Hello i need help with this question

Let the side length of the cubical block be x, and let S(x) and V(x) denote the surface area and volume of the cubical block as functions of the side length x. Then we have:

S(x)=6x²

V(x)=x³

The differential form of these two equations is as follows:

dS=12xdx

dV=3x²dx

If instead of infinitesimal quantities we are dealing with merely very small quantities then we obtain the following approximations:

∆S≈12x∆x

∆V≈3x²∆x

Furthermore:

∆S/S≈12x∆x/S -> ∆S/S≈12x∆x/(6x²) -> ∆S/S≈2(∆x/x)

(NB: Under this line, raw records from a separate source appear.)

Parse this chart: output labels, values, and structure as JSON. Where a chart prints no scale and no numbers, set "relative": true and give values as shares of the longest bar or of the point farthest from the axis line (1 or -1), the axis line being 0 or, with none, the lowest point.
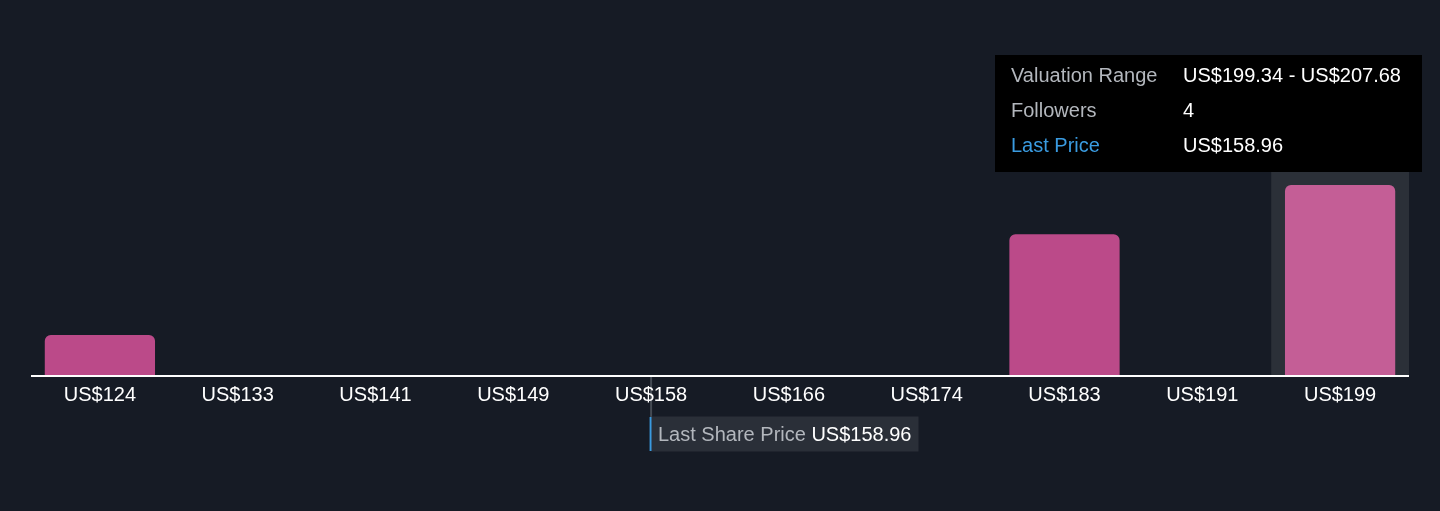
{
  "chart_data": {
    "type": "bar",
    "relative": true,
    "categories": [
      "US$124",
      "US$133",
      "US$141",
      "US$149",
      "US$158",
      "US$166",
      "US$174",
      "US$183",
      "US$191",
      "US$199"
    ],
    "values": [
      0.21,
      0,
      0,
      0,
      0,
      0,
      0,
      0.74,
      0,
      1
    ],
    "colors": [
      "#bb4a89",
      "#bb4a89",
      "#bb4a89",
      "#bb4a89",
      "#bb4a89",
      "#bb4a89",
      "#bb4a89",
      "#bb4a89",
      "#bb4a89",
      "#c45e96"
    ],
    "ref_lines": [
      {
        "axis": "x",
        "value": "US$158",
        "label": "Last Share Price US$158.96",
        "color": "#454b54"
      }
    ],
    "bands": [
      {
        "axis": "x",
        "from": "US$199",
        "to": "US$199",
        "color": "#2b3038"
      }
    ],
    "annotations": [
      "Valuation Range",
      "US$199.34 - US$207.68",
      "Followers",
      "4",
      "Last Price",
      "US$158.96"
    ]
  }
}
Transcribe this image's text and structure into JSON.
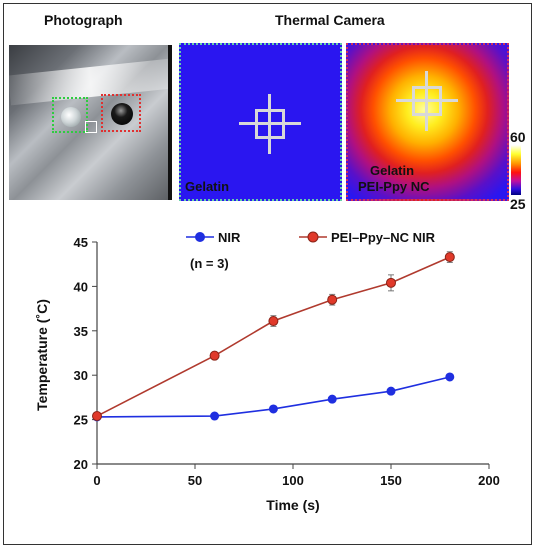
{
  "headings": {
    "photo": "Photograph",
    "thermal": "Thermal Camera"
  },
  "thermal": {
    "left_label": "Gelatin",
    "right_label_1": "Gelatin",
    "right_label_2": "PEI-Ppy NC",
    "colorbar_max": "60",
    "colorbar_min": "25"
  },
  "colors": {
    "nir": "#1f2fe0",
    "pei": "#e0392a",
    "pei_line": "#b03a2e"
  },
  "chart_data": {
    "type": "line",
    "xlabel": "Time (s)",
    "ylabel": "Temperature (˚C)",
    "xlim": [
      0,
      200
    ],
    "ylim": [
      20,
      45
    ],
    "xticks": [
      "0",
      "50",
      "100",
      "150",
      "200"
    ],
    "yticks": [
      "20",
      "25",
      "30",
      "35",
      "40",
      "45"
    ],
    "annotation": "(n = 3)",
    "legend_position": "top",
    "grid": false,
    "series": [
      {
        "name": "NIR",
        "x": [
          0,
          60,
          90,
          120,
          150,
          180
        ],
        "y": [
          25.3,
          25.4,
          26.2,
          27.3,
          28.2,
          29.8
        ],
        "err": [
          0.1,
          0.1,
          0.15,
          0.15,
          0.2,
          0.25
        ]
      },
      {
        "name": "PEI–Ppy–NC NIR",
        "x": [
          0,
          60,
          90,
          120,
          150,
          180
        ],
        "y": [
          25.4,
          32.2,
          36.1,
          38.5,
          40.4,
          43.3
        ],
        "err": [
          0.2,
          0.3,
          0.6,
          0.6,
          0.9,
          0.6
        ]
      }
    ]
  }
}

∆V/V≈3x²∆x/V -> ∆V/V≈3x²∆x/x³ -> ∆V/V≈3(∆x/x)

Since (∆x/x)*100=0.1 -> ∆x/x=0.001 it follows that:

(∆S/S)*100≈2(∆x/x)*100=2*0.001*100=0.2

(∆V/V)*100≈3(∆x/x)*100=3*0.001*100=0.3

Therefore, for each degree increase in temperature the side of the cubical block increases by 0.1%, the surface area increases by approximately 0.2%, and the volume increases by approximately 0.3%.